Abstract

Sandstone, mudstone and tuff of the Triassic Fremouw and Falla formations display diagenetic and zeolite-facies mineral assemblages that were controlled by parent material composition, fluid chemistry, permeability and temperature. Diagenetic reactions between sediments and ground water at near-surface temperature and pressure resulted in formation of smectite, chlorite, quartz, heulandite, mordenite and analcime cements and grain replacements. Zeolite-facies alterations, which resulted from simple rock-fluid reactions driven by heat from Jurassic diabase intrusions, converted smectite to illite-rich ordered mixed-layer illite/smectite and produced albite, laumontite, prehnite, epidote and chlorite cements and grain replacements.
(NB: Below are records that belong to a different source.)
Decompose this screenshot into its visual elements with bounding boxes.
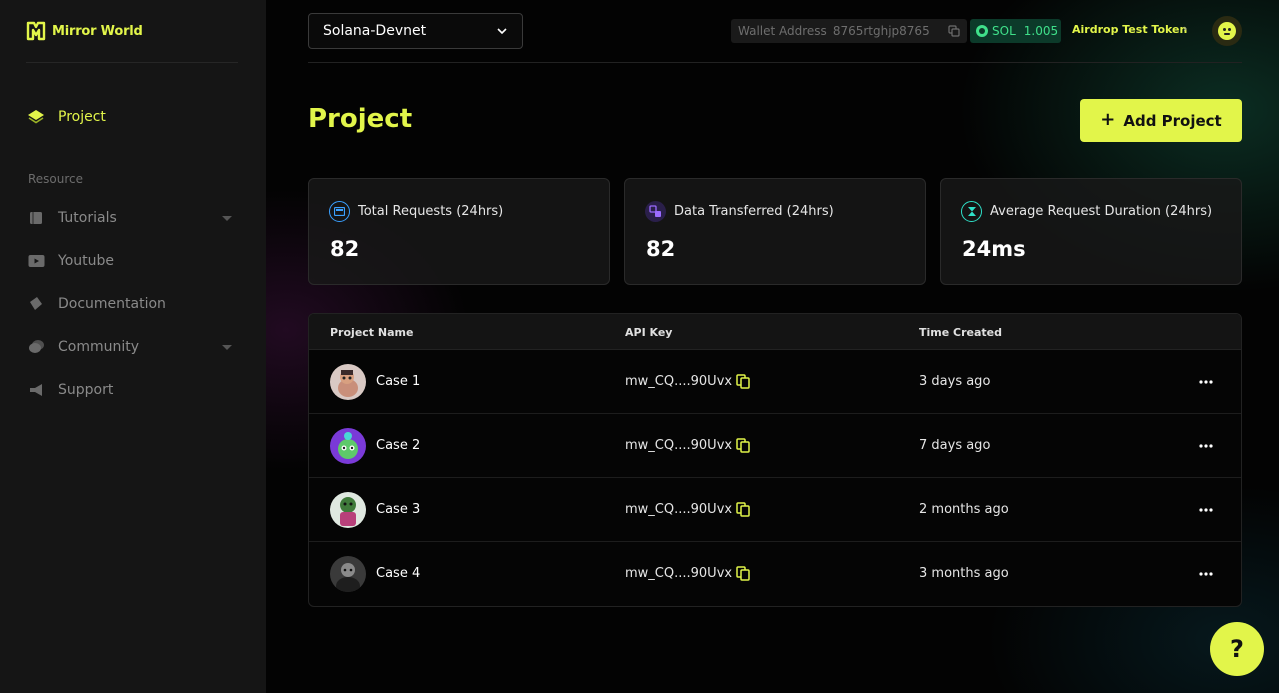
- copy-icon[interactable]: [736, 502, 750, 517]
- project-avatar: [330, 556, 366, 592]
- copy-icon[interactable]: [736, 374, 750, 389]
- sidebar-item-tutorials[interactable]: Tutorials: [26, 206, 236, 230]
- layers-icon: [26, 107, 46, 127]
- column-header-time-created: Time Created: [919, 326, 1002, 339]
- network-select-value: Solana-Devnet: [323, 23, 427, 39]
- transfer-icon: [645, 201, 666, 222]
- sol-balance: 1.005: [1023, 24, 1059, 38]
- sidebar-item-project[interactable]: Project: [26, 105, 236, 129]
- plus-icon: +: [1100, 109, 1116, 130]
- copy-icon[interactable]: [736, 566, 750, 581]
- project-name: Case 3: [376, 502, 421, 517]
- table-row[interactable]: Case 2 mw_CQ....90Uvx 7 days ago: [309, 414, 1241, 478]
- stat-value: 24ms: [962, 237, 1026, 261]
- megaphone-icon: [26, 380, 46, 400]
- brand-name: Mirror World: [52, 23, 143, 39]
- copy-icon[interactable]: [736, 438, 750, 453]
- add-project-button[interactable]: + Add Project: [1080, 99, 1242, 142]
- projects-table: Project Name API Key Time Created Case 1…: [308, 313, 1242, 607]
- project-name: Case 4: [376, 566, 421, 581]
- sidebar-item-support[interactable]: Support: [26, 378, 236, 402]
- stat-card-total-requests: Total Requests (24hrs) 82: [308, 178, 610, 285]
- help-button[interactable]: ?: [1210, 622, 1264, 676]
- table-header: Project Name API Key Time Created: [309, 314, 1241, 350]
- copy-icon[interactable]: [948, 25, 960, 37]
- project-avatar: [330, 428, 366, 464]
- table-row[interactable]: Case 3 mw_CQ....90Uvx 2 months ago: [309, 478, 1241, 542]
- add-project-label: Add Project: [1123, 111, 1222, 130]
- page-title: Project: [308, 104, 413, 134]
- mirror-world-logo-icon: [26, 21, 46, 41]
- sidebar-item-documentation[interactable]: Documentation: [26, 292, 236, 316]
- column-header-project-name: Project Name: [330, 326, 414, 339]
- stat-label: Average Request Duration (24hrs): [990, 204, 1213, 219]
- api-key: mw_CQ....90Uvx: [625, 374, 733, 389]
- chevron-down-icon: [497, 28, 507, 35]
- time-created: 7 days ago: [919, 438, 991, 453]
- wallet-label: Wallet Address: [738, 24, 827, 38]
- table-row[interactable]: Case 1 mw_CQ....90Uvx 3 days ago: [309, 350, 1241, 414]
- chevron-down-icon: [222, 344, 232, 350]
- stat-label: Total Requests (24hrs): [358, 204, 504, 219]
- more-options-icon[interactable]: [1191, 370, 1221, 394]
- sidebar-item-label: Project: [58, 109, 106, 125]
- sol-balance-badge: SOL 1.005: [970, 19, 1061, 43]
- wallet-address-box: Wallet Address 8765rtghjp8765: [731, 19, 967, 43]
- more-options-icon[interactable]: [1191, 562, 1221, 586]
- chat-icon: [26, 337, 46, 357]
- stat-card-data-transferred: Data Transferred (24hrs) 82: [624, 178, 926, 285]
- document-icon: [26, 294, 46, 314]
- main-content: Solana-Devnet Wallet Address 8765rtghjp8…: [266, 0, 1279, 693]
- book-icon: [26, 208, 46, 228]
- table-row[interactable]: Case 4 mw_CQ....90Uvx 3 months ago: [309, 542, 1241, 606]
- more-options-icon[interactable]: [1191, 434, 1221, 458]
- sidebar-item-label: Documentation: [58, 296, 166, 312]
- sidebar-item-label: Support: [58, 382, 114, 398]
- api-key: mw_CQ....90Uvx: [625, 438, 733, 453]
- network-select[interactable]: Solana-Devnet: [308, 13, 523, 49]
- column-header-api-key: API Key: [625, 326, 673, 339]
- stat-value: 82: [646, 237, 676, 261]
- time-created: 3 days ago: [919, 374, 991, 389]
- section-label-resource: Resource: [28, 172, 84, 186]
- api-key: mw_CQ....90Uvx: [625, 566, 733, 581]
- sidebar-item-community[interactable]: Community: [26, 335, 236, 359]
- logo[interactable]: Mirror World: [26, 20, 143, 42]
- user-avatar[interactable]: [1212, 16, 1242, 46]
- project-name: Case 2: [376, 438, 421, 453]
- sidebar-item-label: Youtube: [58, 253, 114, 269]
- stat-label: Data Transferred (24hrs): [674, 204, 834, 219]
- hourglass-icon: [961, 201, 982, 222]
- youtube-icon: [26, 251, 46, 271]
- smiley-icon: [1218, 22, 1236, 40]
- chevron-right-icon: ›: [1183, 22, 1188, 35]
- chevron-down-icon: [222, 215, 232, 221]
- header-divider: [308, 62, 1242, 63]
- api-key: mw_CQ....90Uvx: [625, 502, 733, 517]
- sol-symbol: SOL: [992, 24, 1016, 38]
- sidebar-divider: [26, 62, 238, 63]
- wallet-address: 8765rtghjp8765: [832, 24, 930, 38]
- sidebar-item-label: Community: [58, 339, 140, 355]
- airdrop-test-token-link[interactable]: Airdrop Test Token: [1072, 23, 1187, 36]
- stat-value: 82: [330, 237, 360, 261]
- stat-card-average-duration: Average Request Duration (24hrs) 24ms: [940, 178, 1242, 285]
- time-created: 2 months ago: [919, 502, 1009, 517]
- more-options-icon[interactable]: [1191, 498, 1221, 522]
- project-avatar: [330, 492, 366, 528]
- time-created: 3 months ago: [919, 566, 1009, 581]
- solana-icon: [976, 25, 988, 37]
- sidebar-item-youtube[interactable]: Youtube: [26, 249, 236, 273]
- sidebar: Mirror World Project Resource Tutorials …: [0, 0, 266, 693]
- project-name: Case 1: [376, 374, 421, 389]
- monitor-icon: [329, 201, 350, 222]
- project-avatar: [330, 364, 366, 400]
- sidebar-item-label: Tutorials: [58, 210, 117, 226]
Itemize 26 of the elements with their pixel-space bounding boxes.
Organic maturation data suggest that, away from local effects of the intrusions, temperatures may have been as low as 130 degrees to 160 degrees C, whereas stratigraphic evidence suggests maximum pressures of about 750 bars. Chemical patterns in sandstone near intrusions indicate that, although diabase supplied heat to drive rock-fluid reactions, it did not contribute a significant amount of cations to the hydrochemical system. Mineral and chemical patterns, together with hypothesized mineral reactions, suggest that significant mass transfer of Na (super +) , Ca (super +2) and Si (super +4) occurred during alteration, whereas Al (super +3) mobility was restricted to migration from the reaction site to nearby pore space where Al (super +3) was incorporated into clay and/or zeolite cements.